BBC: So you mean that those Ukrainian hierarchs who do not go to the unification council will find themselves outside the law, outside the canons on the territory of Ukraine?

Job: According to the canons of the Church, there cannot be two parallel Churches on one territory. If it would be as some say—that whoever doesn’t want Ukrainian autocephaly can remain as a Russian exarchate or whatever else—it’s simply anti-canonical. According to the canons of the Church, there should be only one Orthodox Church on the territory of one state, and this autocephalous Orthodox Church should unite everyone.

BBC: And Estonia?

Job: In Estonia, first, it’s not autocephalous. It’s an autonomous Church—there’s a difference. And second, the Estonian option was a compromise, found temporarily.
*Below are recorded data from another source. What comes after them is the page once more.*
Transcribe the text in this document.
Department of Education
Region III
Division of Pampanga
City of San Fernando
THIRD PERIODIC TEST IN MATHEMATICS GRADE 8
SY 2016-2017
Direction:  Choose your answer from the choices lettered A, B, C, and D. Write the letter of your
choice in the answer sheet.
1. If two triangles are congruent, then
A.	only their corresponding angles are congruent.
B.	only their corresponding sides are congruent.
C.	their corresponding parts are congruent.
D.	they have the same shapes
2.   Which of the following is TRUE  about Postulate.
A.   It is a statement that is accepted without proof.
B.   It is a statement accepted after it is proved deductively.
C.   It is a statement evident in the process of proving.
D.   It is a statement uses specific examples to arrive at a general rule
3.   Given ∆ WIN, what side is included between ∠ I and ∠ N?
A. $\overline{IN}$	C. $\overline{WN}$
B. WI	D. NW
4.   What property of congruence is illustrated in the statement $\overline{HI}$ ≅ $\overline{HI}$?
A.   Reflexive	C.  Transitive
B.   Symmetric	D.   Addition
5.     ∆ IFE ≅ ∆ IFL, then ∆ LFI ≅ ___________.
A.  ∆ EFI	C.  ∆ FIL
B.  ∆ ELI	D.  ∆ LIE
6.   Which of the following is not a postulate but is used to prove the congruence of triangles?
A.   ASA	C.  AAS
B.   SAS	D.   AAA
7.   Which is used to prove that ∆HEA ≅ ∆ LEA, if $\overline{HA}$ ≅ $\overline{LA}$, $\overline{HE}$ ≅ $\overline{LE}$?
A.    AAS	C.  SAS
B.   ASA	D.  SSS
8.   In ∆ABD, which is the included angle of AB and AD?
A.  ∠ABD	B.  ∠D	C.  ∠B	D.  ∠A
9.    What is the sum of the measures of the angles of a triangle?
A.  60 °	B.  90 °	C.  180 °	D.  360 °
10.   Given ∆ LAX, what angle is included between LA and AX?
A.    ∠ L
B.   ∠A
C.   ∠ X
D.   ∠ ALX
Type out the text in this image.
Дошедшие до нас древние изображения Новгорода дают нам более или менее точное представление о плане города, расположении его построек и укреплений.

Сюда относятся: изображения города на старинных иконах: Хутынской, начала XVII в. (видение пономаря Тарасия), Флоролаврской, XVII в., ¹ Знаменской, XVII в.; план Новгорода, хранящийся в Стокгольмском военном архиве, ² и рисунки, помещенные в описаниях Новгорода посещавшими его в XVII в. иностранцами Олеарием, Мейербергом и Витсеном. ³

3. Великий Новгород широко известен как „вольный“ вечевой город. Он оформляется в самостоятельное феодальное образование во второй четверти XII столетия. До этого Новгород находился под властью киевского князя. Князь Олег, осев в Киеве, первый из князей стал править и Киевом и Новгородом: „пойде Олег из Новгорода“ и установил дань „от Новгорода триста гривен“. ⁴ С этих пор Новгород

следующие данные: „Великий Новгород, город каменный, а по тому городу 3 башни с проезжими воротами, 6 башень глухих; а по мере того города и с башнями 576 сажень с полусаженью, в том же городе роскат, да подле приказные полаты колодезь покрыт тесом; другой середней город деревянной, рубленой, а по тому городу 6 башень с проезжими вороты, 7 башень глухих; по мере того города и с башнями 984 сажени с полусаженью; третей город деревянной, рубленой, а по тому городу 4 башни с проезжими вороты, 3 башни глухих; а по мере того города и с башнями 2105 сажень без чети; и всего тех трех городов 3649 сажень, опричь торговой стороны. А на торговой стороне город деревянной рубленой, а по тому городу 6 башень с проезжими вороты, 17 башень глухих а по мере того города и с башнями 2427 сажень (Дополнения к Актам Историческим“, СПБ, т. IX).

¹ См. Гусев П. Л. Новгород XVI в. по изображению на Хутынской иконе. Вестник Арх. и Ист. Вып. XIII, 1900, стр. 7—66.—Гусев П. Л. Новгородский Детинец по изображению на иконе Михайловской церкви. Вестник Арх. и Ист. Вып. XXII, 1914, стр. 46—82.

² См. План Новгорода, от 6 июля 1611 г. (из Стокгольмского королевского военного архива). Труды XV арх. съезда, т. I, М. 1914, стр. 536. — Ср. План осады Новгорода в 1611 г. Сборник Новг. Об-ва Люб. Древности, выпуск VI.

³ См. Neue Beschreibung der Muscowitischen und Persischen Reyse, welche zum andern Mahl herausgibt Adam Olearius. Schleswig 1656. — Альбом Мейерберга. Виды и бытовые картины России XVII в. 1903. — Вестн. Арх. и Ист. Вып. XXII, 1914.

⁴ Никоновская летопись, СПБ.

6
BBC: That is, it will not be Estonia in Ukraine?

Job: If we want to follow the canons of the Church, there cannot be a repetition of Estonia in Ukraine.

Interestingly, here Abp. Job essentially admits that the Ecumenical Patriarchate’s 1996 creation of a competing Church in Estonia was against the canons, creating a lamentable situation that persists until today.

The Phanar hierarch also made an interesting remark that touched upon the history of the Kievan Church, saying, “If the Ecumenical Patriarchate wanted to acquire something, it could say: ‘We have the right to restore our Metropolia that existed [in Kiev] until the end of the 17th century.’ But Constantinople does not want that.” Abp. Job thereby acknowledges the veracity of the Russian Church’s claim that the Kiev Metropolia came under its jurisdiction in 1686.

In the same interview, Abp. Job also declared that Constantinople can both give and revoke autocephaly at will, subtly threatening the Russian Church in this way.